Karl Marx (1818-1883)

        Karl Marx was a German political philosopher and revolutionist, and cofounder, with Engels, of communism. He was one of the most influential thinkers of all time. Marx was educated at the universities of Boun, Berlin, and Jena. In 1842, shortly after writing his first article for the Rheinische Zeitung newspaper, he became editor. In 1843, because of controversy with the authorities he resigned and soon afterward the newspaper was forced to discontinue publishing. Marx then went to Paris where he met Engels. As a result of his further studies in philosophy, history, and political science, he adopted communist beliefs. In 1845, he was ordered to leave Paris and settled in Brussels where he began organizing and directing a network of revolutionary groups. In 1847, he was commissioned to write the Communist Manifesto. he believed that the history of society is the history of class struggles between oppressor and oppressed. He drew the conclusion that the capitalist class would be overthrown and that it would be eliminated by a worldwide working-class revolution and replaced by a classless society. In Cologne he established and edited a communist periodical, the Neue Rheinische Zeitung, and engaged in organizing activities. In 1847, Marx joined the Communist League with Engels. In 1849, he was arrested on the charge of indictment to armed insurrection; he was acquitted and expelled from Germany. His periodical was suppressed. Also, in the same year, he was banned from France; he spent the remainder of his life in London. During that time, he wrote Das Kapital (Capital) in which he developed his theory of exploitation of the working-class by the capitalist class through the appropriation of the capitalists of "surplus value." The Communist League dissolved in 1852 and in 1864, the First International was set up. Marx and his family was financially supported by Engels and he died after a long suffering in 1883.

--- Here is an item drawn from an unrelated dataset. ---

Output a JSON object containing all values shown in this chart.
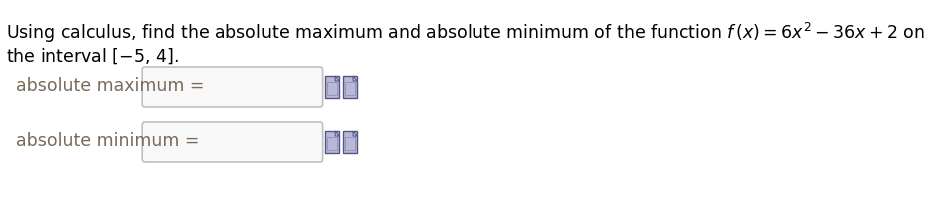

Friedrich Engels (1820-1895)

        Friedrich Engels born in Barmen. He was a German revolutionary political economist and cofounder, with Marx, of Communism. He came from a wealthy Protestant family. In 1842, he converted to Communist beliefs by German socialist Moses Hess. He worked for a textile firm in Manchester, England between 1842 and 1844. His experience and studies convinced him that politics and history could be explained only in terms of the economic development of society; he believed that the social evils of the time were the inevitable result of the institution of private property and could ony be eliminated through a class struggle culminating in a Communist society. In 1848, he worked in a textile mill again and throughout his years he became the chief financial support of Marx and his family. Engels joined the firm that owned the mill in 1864 and retired 5 years later.